The Organization Is the Bottleneck

Everyone is adopting AI coding tools. Engineers are writing code faster than ever. But are organizations actually delivering value faster? That’s not obvious.

I wrote Enabling Microservice Success with a big focus on engineering enablement, guardrails, automated testing, active ownership, and light touch governance. I didn’t know AI coding agents were coming, but it turns out that the practices that make microservices work long-term are exactly the foundations you need to make AI coding agents work too. If your organization is adopting these tools—and the evidence suggests we all are—the book covers how to build these foundations in detail.

I’m hearing very different experiences from different organizations, and what seems to make the difference is the level of maturity that the software engineering organization has.
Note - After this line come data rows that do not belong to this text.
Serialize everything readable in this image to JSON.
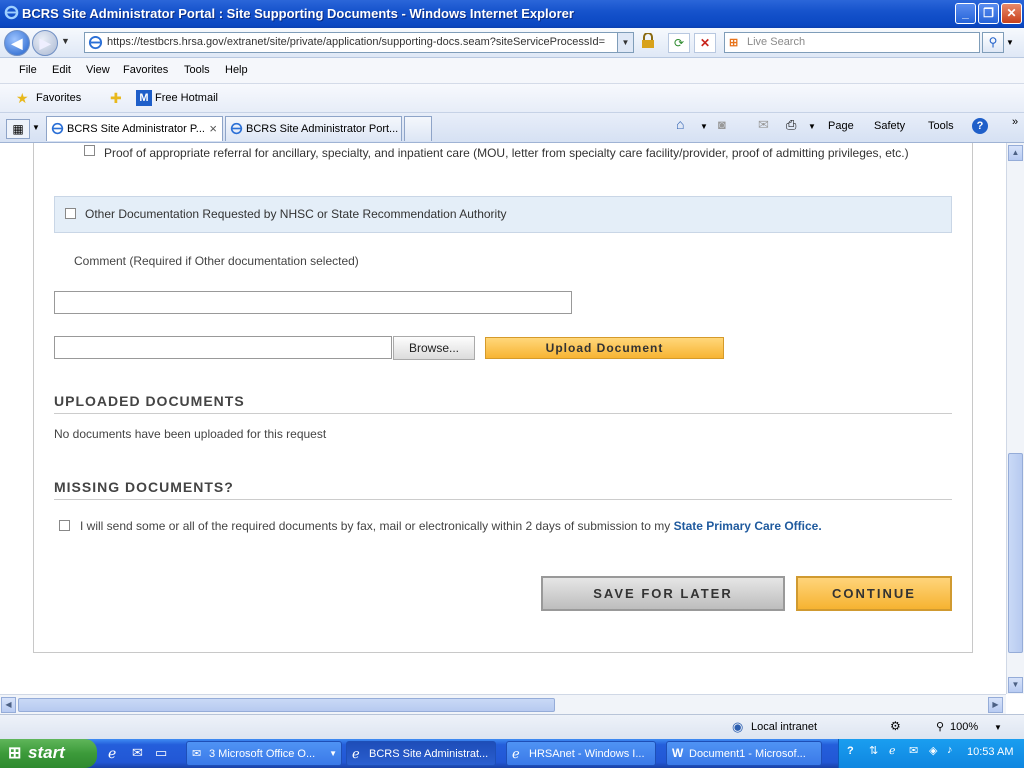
{
  "window": {
    "title": "BCRS Site Administrator Portal : Site Supporting Documents - Windows Internet Explorer"
  },
  "address": {
    "url": "https://testbcrs.hrsa.gov/extranet/site/private/application/supporting-docs.seam?siteServiceProcessId=",
    "search_placeholder": "Live Search"
  },
  "menu": [
    "File",
    "Edit",
    "View",
    "Favorites",
    "Tools",
    "Help"
  ],
  "favorites": {
    "label": "Favorites",
    "hotmail": "Free Hotmail"
  },
  "tabs": [
    {
      "label": "BCRS Site Administrator P...",
      "close": "×"
    },
    {
      "label": "BCRS Site Administrator Port..."
    }
  ],
  "commands": {
    "page": "Page",
    "safety": "Safety",
    "tools": "Tools"
  },
  "docs": {
    "referral": "Proof of appropriate referral for ancillary, specialty, and inpatient care (MOU, letter from specialty care facility/provider, proof of admitting privileges, etc.)",
    "other": "Other Documentation Requested by NHSC or State Recommendation Authority",
    "comment_label": "Comment (Required if Other documentation selected)",
    "browse": "Browse...",
    "upload": "Upload Document"
  },
  "uploaded": {
    "heading": "UPLOADED DOCUMENTS",
    "empty": "No documents have been uploaded for this request"
  },
  "missing": {
    "heading": "MISSING DOCUMENTS?",
    "statement": "I will send some or all of the required documents by fax, mail or electronically within 2 days of submission to my",
    "link": "State Primary Care Office."
  },
  "actions": {
    "save": "SAVE FOR LATER",
    "continue": "CONTINUE"
  },
  "status": {
    "zone": "Local intranet",
    "zoom": "100%"
  },
  "taskbar": {
    "start": "start",
    "items": [
      "3 Microsoft Office O...",
      "BCRS Site Administrat...",
      "HRSAnet - Windows I...",
      "Document1 - Microsof..."
    ],
    "clock": "10:53 AM"
  },
  "colors": {
    "accent": "#f7b433",
    "link": "#1f5a9e",
    "title_bar": "#0a47c2",
    "row_highlight": "#e4eef8"
  }
}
As the latest DORA report puts it, “AI’s primary role in software development is to amplify. It magnifies the strengths of high-performing organizations and the dysfunctions of struggling ones.”

A decade ago, I started building microservices at the Financial Times. It didn’t take long to realize that success wasn’t about the technology choices. Success was about getting the cultural and organizational setup right, because that’s what allows teams the autonomy to move fast. There’s no benefit to adopting microservices if your organization can only release code once a week: You’re paying the cost of a more complicated operational architecture but not benefiting from being able to ship changes frequently and with a high degree of confidence they won’t break something in some other part of your system.

The pattern with AI coding agents is strikingly similar. If you don’t have automated tests, or documentation, or CI/CD pipelines that support progressive delivery, you won’t succeed with microservices—and you won’t succeed with AI coding agents either. The organizations reporting the best results are the ones that already invested in the foundations.

Here are some of the specific parallels.

Guardrails matter. When we moved to microservices, we learned quickly that you can’t just tell teams to “do the right thing” and hope for the best. You have to build paved roads and guardrails that help people to do the right thing automatically, so that autonomy doesn’t become chaos. AI coding agents need exactly the same approach. An agent with access to your codebase and no constraints is an autonomous team with no guardrails: it will move fast, but not necessarily in the right direction. If you’ve already built those guardrails for your teams—coding standards enforced in CI, architectural decision records, templates for new services—you have a serious head start because those same artifacts become the constraints that keep agents on track.

Your deployment pipeline is your best safety net. Automated tests, progressive rollouts, zero-downtime deploys—these are the practices that catch mistakes before they reach production, whether the code was written by a human or by an AI. Observability matters here too: You wouldn’t run a microservice without logs, metrics, and traces, so why would you merge code you didn’t write yourself without the ability to understand what changed and why? And independent deployability gives you independent reversibility—when an AI agent makes a bad change to one service, you can roll it back without unwinding six other things. If we’re shipping code three times as fast with the help of AI agents, all of this becomes even more important.

Engineering enablement is how you scale. Your platform team’s templates, libraries, and golden paths don’t just help developers: they become the constraints and context that make AI agents effective across your organization. The organizations that already invested in enablement are the ones finding it easiest to adopt AI coding tools. The ones that didn’t are finding that AI just amplifies the mess.